Saturday, 12 April 2014

An Argument Against Raking

Every spring one of the rituals we all feel good about, and many enjoy, is the raking of garden beds. Removing all that tired-looking debris from the autumn, ground down by the ravages of freeze and thaw and snow cover, is a horticultural form of spring cleaning. And like all de-cluttering it feels like an accomplishment. You can see where you've been and feel virtuous and proactive. Right?

Well, maybe not. It is true garden beds look tired when they're untouched and they look organized and tidy when they've been raked. But when we clean them up what are we actually doing to those beloved beds?
My unraked garden bed looking admittedly a little bleak
But early species crocuses brighten it up a little 
When we rake the beds are being stripped of nature's way of returning fertility to the soil. Fallen leaves,  dead annuals and the die-off of perennials are all sources of organic material. Many resources have been taken from the soil by the plants in order to produce leaves, flowers and perhaps even fruit or nuts. The residue from the previous season is nature's way of sustainably replenishing that fertility. That garden trash is food for the microbial and worm life in the soil and they, in turn, given food and opportunity, will turn those raw materials into a vast array of nutrients. Without this ongoing feeding of the soil we are starving it. No wonder we love Miracle Gro and petroleum based artificial fertilizers. When we aren't nourishing our dirt it responds to any sustenance, even something totally artificial and nutritionally deficient. This is sounding so familiar; it's funny how the analogy of soil to people and the food for both is so completely parallel.

It is interesting to note that when we take a walk in the woods we don't look at the humusy forest floor and think, "Yuck, I need to organize some volunteers to properly rake this woods". A helpful reminder that so many of our prejudices and aesthetic biases are all about context.
Second growth woods with its carpet of fallen leaves
In fact, healthy woods are an example of a sustainable ecosystem in action. Death and regeneration follow each other as amounts of sunlight change. Fallen trees rot into the ground providing fertility and increased microbial and fungal life. There is a storied profile to any mature balanced forest. The top layer here in Ontario is hardwood trees, below are understory trees and then further down shrubs and perhaps rambles. And then there is the forest floor. Depending on availability of sunlight and soil profile there could be ferns, mosses, perennial 'weeds', ground covers and in the spring the lovely "ephemerals", ramps and at different times of the year, mushrooms.

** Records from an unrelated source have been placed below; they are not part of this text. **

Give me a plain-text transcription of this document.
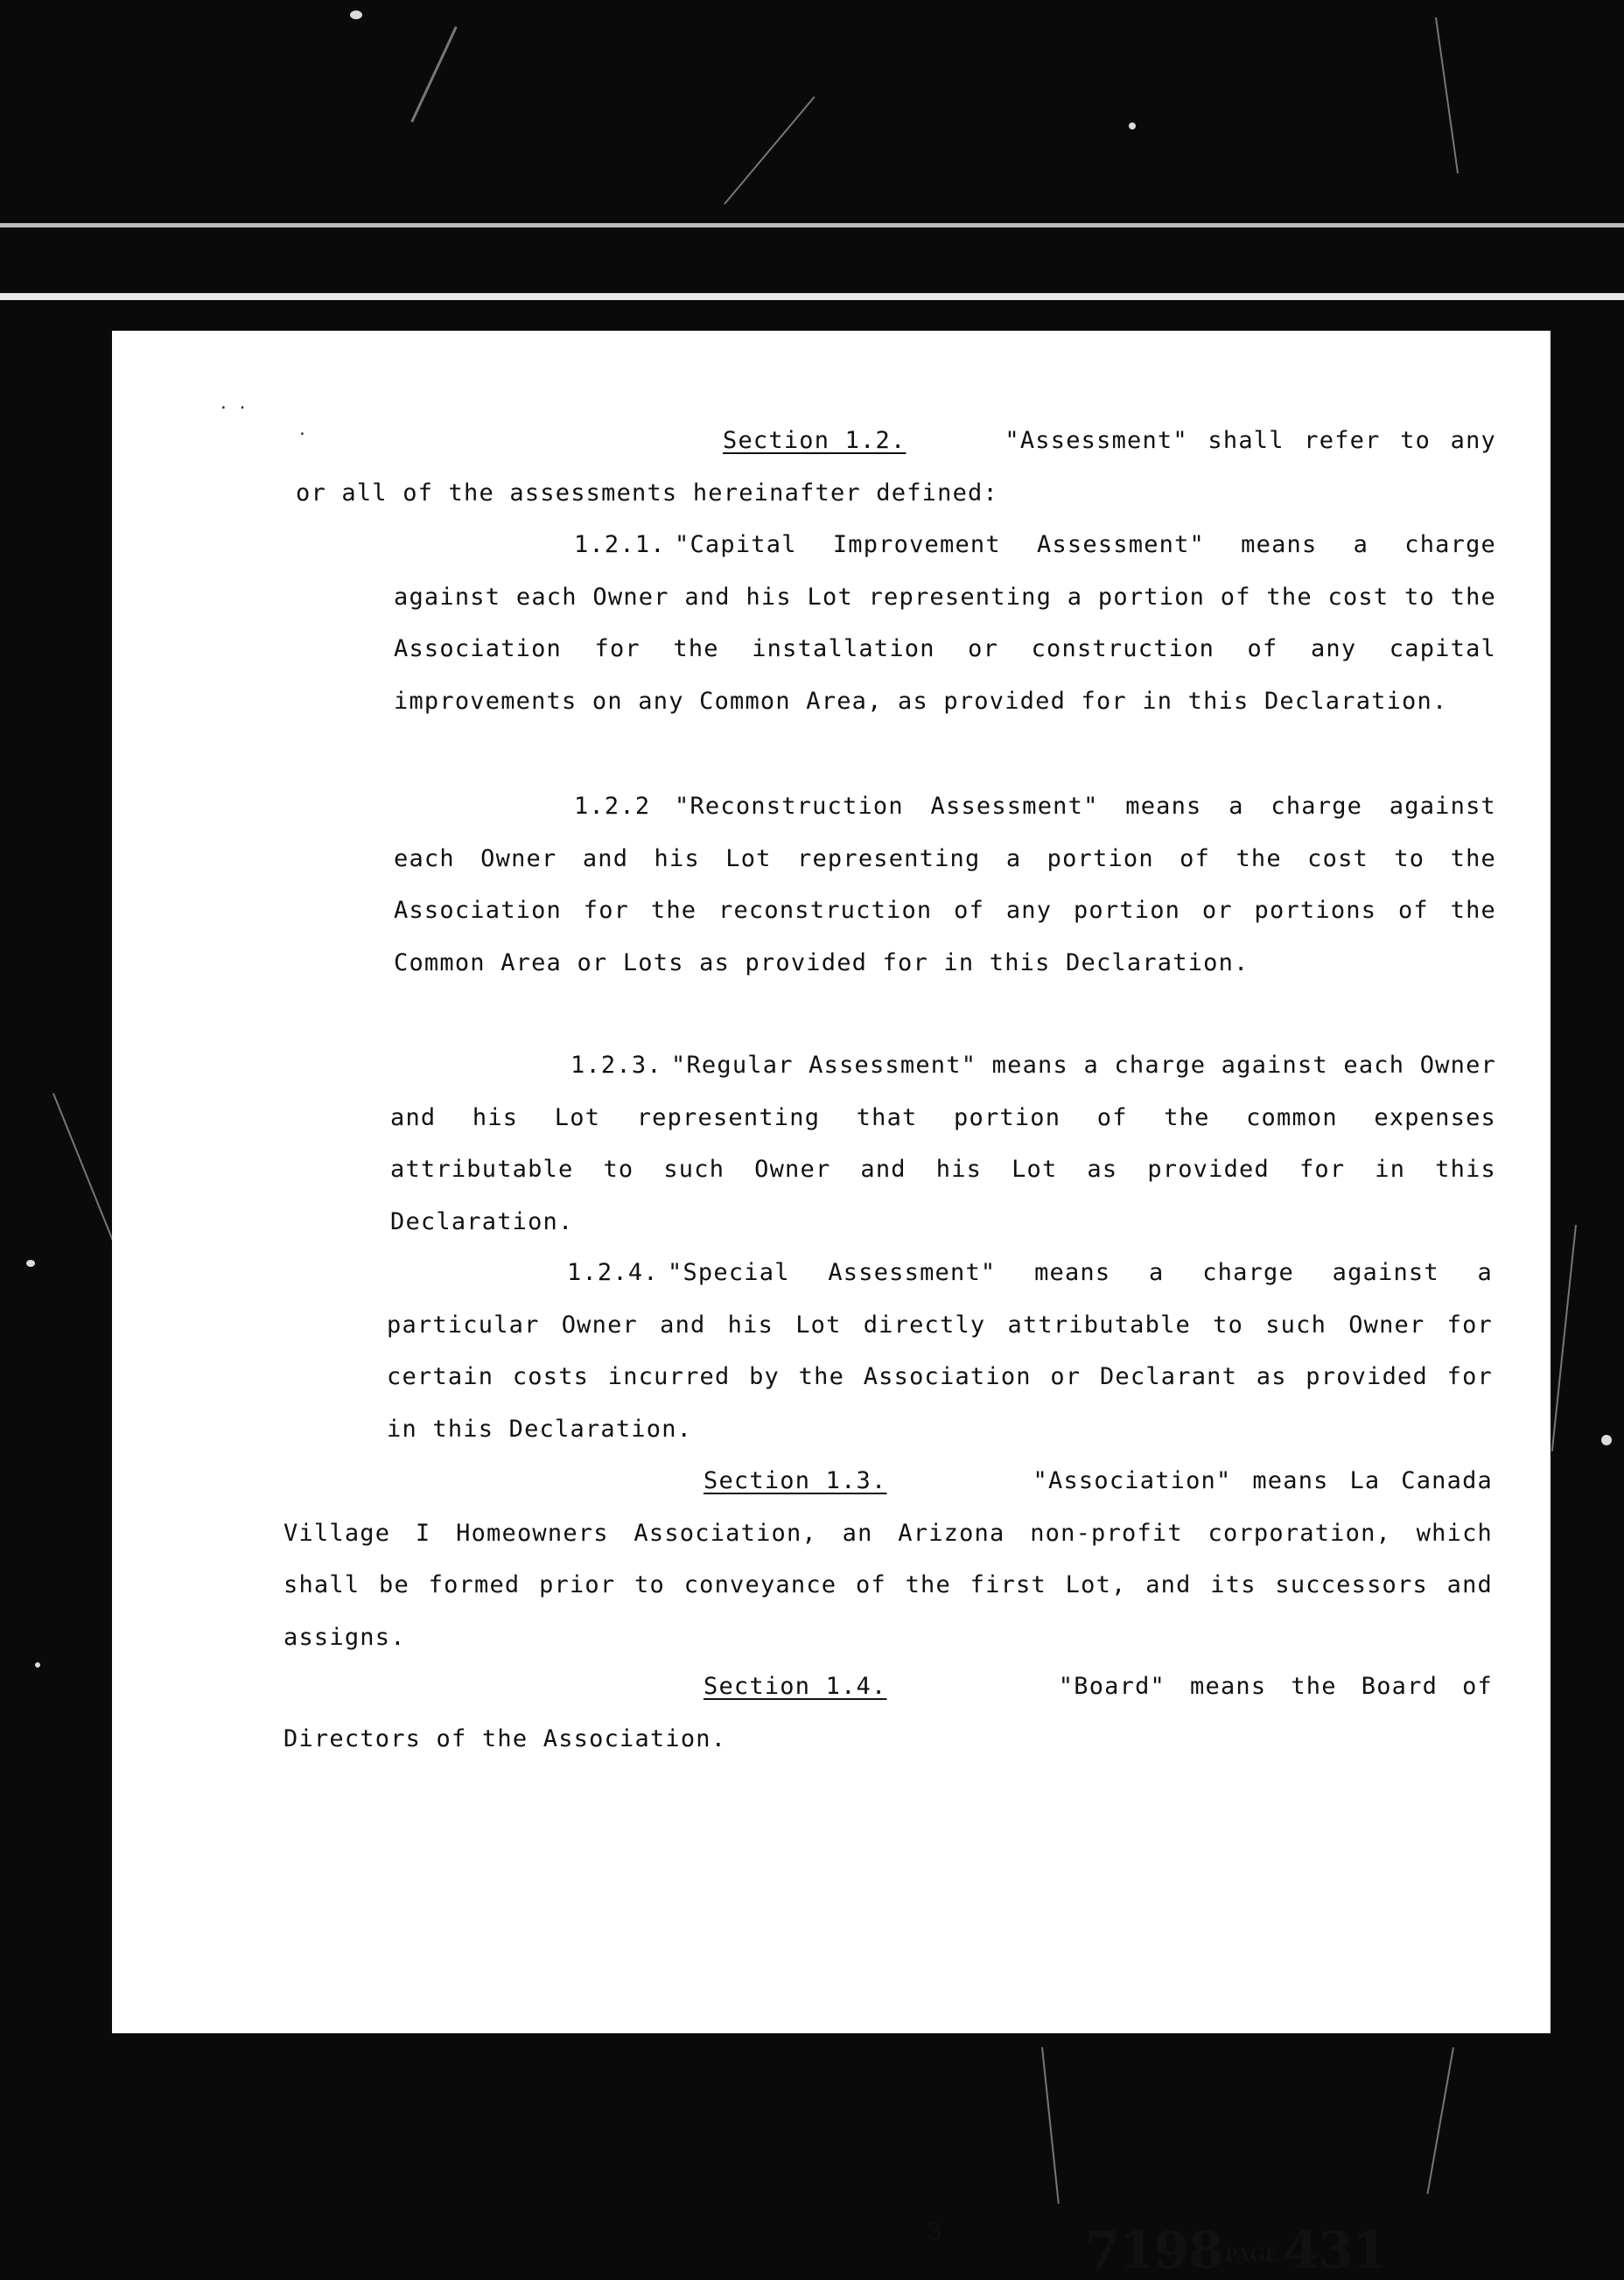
· ·
·	Section 1.2.	"Assessment" shall refer to any or all of the assessments hereinafter defined:

1.2.1. "Capital Improvement Assessment" means a charge against each Owner and his Lot representing a portion of the cost to the Association for the installation or construction of any capital improvements on any Common Area, as provided for in this Declaration.

1.2.2 "Reconstruction Assessment" means a charge against each Owner and his Lot representing a portion of the cost to the Association for the reconstruction of any portion or portions of the Common Area or Lots as provided for in this Declaration.

1.2.3. "Regular Assessment" means a charge against each Owner and his Lot representing that portion of the common expenses attributable to such Owner and his Lot as provided for in this Declaration.

1.2.4. "Special Assessment" means a charge against a particular Owner and his Lot directly attributable to such Owner for certain costs incurred by the Association or Declarant as provided for in this Declaration.

Section 1.3.	"Association" means La Canada Village I Homeowners Association, an Arizona non-profit corporation, which shall be formed prior to conveyance of the first Lot, and its successors and assigns.

Section 1.4.	"Board" means the Board of Directors of the Association.

3	7198 PAGE 431
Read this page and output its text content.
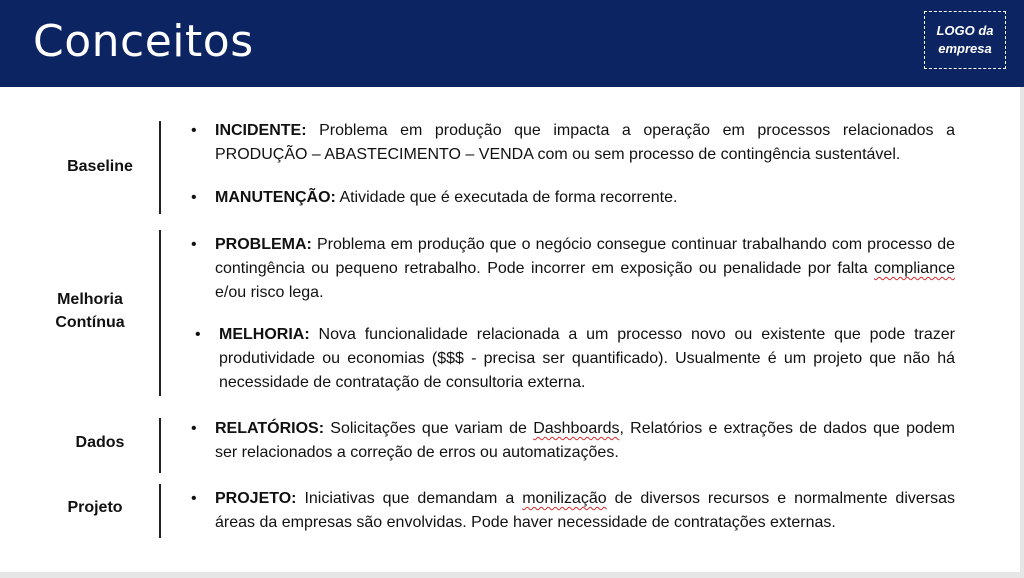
Conceitos	LOGO da
empresa
Baseline
• INCIDENTE: Problema em produção que impacta a operação em processos relacionados a PRODUÇÃO – ABASTECIMENTO – VENDA com ou sem processo de contingência sustentável.
• MANUTENÇÃO: Atividade que é executada de forma recorrente.
Melhoria
Contínua
• PROBLEMA: Problema em produção que o negócio consegue continuar trabalhando com processo de contingência ou pequeno retrabalho. Pode incorrer em exposição ou penalidade por falta compliance e/ou risco lega.
• MELHORIA: Nova funcionalidade relacionada a um processo novo ou existente que pode trazer produtividade ou economias ($$$ - precisa ser quantificado). Usualmente é um projeto que não há necessidade de contratação de consultoria externa.
Dados
• RELATÓRIOS: Solicitações que variam de Dashboards, Relatórios e extrações de dados que podem ser relacionados a correção de erros ou automatizações.
Projeto
• PROJETO: Iniciativas que demandam a monilização de diversos recursos e normalmente diversas áreas da empresas são envolvidas. Pode haver necessidade de contratações externas.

This fallen tree will eventually return entirely to the earth
Here the stump of a felled tree - almost unrecognizable as anything but rich humus earth
There is enough soil on this exposed rock to sustain clumping grasses which will prevent water and wind erosion
A smattering of beech saplings taking advantage of the extra sunlight provided by the opening up of the trail
A bramble growing in a sunnier spot at the edge of the woods
A self seeded conifer
Even this old split cedar fence will add to organic richness as it breaks down
If gardens aren't raked, as the season progresses the embedded plants will grow and hide some of the offending mess. The organic cover will act as a thin layer of mulch conserving moisture, suppressing weeds and maintaining a much more even temperature. And the microbial life in the soil will slowly transform the raw organic material into a richer, crumbly dark chocolate cake - looking soil. Real alchemy.

Some leaves have pulled away at the base of this sugar maple revealing a beautiful dark soil

Change is possible. It is not that long ago that virtually every front yard was planted in that monoculture we call a lawn. Now it is an exception to see a front yard given over to nothing but grass. The next transition is to seeing garden 'waste' as garden 'gold'  - a resource to be treasured and revered.

It is worth remembering that the Great Dust Bowl of the 1930's happened in an organic, that is a pre-petroleum-based pesticide, herbicide and fertilizer era. But it certainly wasn't a time of sustainable agriculture. And the biggest genocide perpetrated on the soil was stripping it of its cover. Denuded of perennial grasses there was nothing to hold the topsoil in place. Grasslands, like forests, are an example of a balanced and sustainable ecosystem. And what grasslands and forests have in common is there is never a single square inch of exposed soil.

One year I had a neighbour who I didn't know very well volunteer to visit me at the farmhouse and do some work in the garden. I was thrilled because there is always much more to do than I can handle. I was aghast when she proudly pointed out to me that she had taken the initiative to carefully remove every bit of debris from under the rhubarb plant. Little did she know that I deliberately tuck all the leaves I cut off the harvested stalks around the base of the plant. Rhubarb is a perennial and a heavy feeder. Because of both characteristics it needs lost of organic material to keep it strong and long-lived. It is also very sensitive to drought and will send up flower shoots and stop producing new stalks very quickly if, without a protective mulch, it is allowed to dry out. I'll never know if my volunteer interpreted the expression on my face as shock or awe.

So let's raise a glass to indigence - at least in regards to raking our gardens. Like people, they really look much more attractive fully-clothed than naked.